The same crisis continues at the University, where a six-month waiting list for mental health help has meant the Psychology Centre has had to close their books – see Chris Lynch’s Where has all the mental health funding gone?. And the same article reports the New Zealand Association of Counsellors asking questions about where all the government funding is actually going.
The problem of all psychological services is well surveyed in Helen Harvey’s January article, New Zealand's psychological crisis putting lives at risk. According to this, “New Zealand is in a psychological crisis. More people than ever are seeking help but a shortage of psychologists is making it harder for them to get it. And in some cases that can be fatal. Access to mental health and addiction services has increased 73 per cent in the past decade, while funding has only gone up by 40 per cent.”

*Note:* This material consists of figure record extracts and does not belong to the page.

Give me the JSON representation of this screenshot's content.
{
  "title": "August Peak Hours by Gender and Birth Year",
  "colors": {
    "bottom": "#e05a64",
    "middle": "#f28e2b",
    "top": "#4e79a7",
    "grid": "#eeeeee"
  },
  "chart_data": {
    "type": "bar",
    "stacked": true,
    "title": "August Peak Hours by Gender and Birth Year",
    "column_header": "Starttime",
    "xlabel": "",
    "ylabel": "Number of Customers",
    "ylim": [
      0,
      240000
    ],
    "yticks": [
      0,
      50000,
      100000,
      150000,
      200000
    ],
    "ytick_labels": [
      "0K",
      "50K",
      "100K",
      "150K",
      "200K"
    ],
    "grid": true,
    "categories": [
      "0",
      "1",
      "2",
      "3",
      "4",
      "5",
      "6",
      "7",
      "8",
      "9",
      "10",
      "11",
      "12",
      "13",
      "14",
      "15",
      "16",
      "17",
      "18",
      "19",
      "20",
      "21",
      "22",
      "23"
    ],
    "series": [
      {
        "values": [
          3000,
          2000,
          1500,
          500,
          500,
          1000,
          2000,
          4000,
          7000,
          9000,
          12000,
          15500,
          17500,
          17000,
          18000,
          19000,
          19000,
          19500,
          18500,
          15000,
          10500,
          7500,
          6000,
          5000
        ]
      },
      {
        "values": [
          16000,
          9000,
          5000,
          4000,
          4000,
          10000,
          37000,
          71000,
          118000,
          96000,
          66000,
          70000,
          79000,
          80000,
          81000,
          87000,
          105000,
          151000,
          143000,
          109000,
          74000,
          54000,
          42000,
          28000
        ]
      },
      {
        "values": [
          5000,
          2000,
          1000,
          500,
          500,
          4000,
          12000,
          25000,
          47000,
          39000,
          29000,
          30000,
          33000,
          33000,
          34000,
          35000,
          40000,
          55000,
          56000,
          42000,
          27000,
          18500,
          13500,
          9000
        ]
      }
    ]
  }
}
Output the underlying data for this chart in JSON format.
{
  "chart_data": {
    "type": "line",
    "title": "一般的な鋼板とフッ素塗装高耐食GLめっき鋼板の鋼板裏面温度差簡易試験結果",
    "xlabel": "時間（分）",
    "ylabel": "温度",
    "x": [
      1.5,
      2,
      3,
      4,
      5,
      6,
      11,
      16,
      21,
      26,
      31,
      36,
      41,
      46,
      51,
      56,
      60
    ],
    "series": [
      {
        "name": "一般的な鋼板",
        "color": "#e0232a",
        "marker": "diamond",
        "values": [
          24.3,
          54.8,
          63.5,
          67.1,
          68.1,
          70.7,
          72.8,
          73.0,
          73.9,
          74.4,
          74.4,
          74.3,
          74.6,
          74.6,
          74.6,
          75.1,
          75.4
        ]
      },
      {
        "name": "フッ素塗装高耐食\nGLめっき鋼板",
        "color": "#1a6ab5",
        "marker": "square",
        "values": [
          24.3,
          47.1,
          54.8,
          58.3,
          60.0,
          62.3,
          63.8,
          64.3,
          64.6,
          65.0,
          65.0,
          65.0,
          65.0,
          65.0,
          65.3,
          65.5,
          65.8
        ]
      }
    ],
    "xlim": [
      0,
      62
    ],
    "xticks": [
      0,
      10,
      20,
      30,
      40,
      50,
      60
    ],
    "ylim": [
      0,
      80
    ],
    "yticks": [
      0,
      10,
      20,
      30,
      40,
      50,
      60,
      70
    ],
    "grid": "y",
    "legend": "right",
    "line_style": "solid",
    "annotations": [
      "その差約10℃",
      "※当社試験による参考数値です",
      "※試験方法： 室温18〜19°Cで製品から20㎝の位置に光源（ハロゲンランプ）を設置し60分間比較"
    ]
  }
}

Finally, is the pressure from mental health advocates leading to a crackdown from the Minister of Health? The Mental Health Foundation claim that in February the government tried to gag them for speaking out about the failures to produce their promised reforms – see Jessica McAllen’s Ministry of Health accused of 'gagging' Mental Health Foundation.
Dr Bryce Edwards is a politics lecturer at Victoria University and director of Critical Politics, a project focused on researching New Zealand politics and society.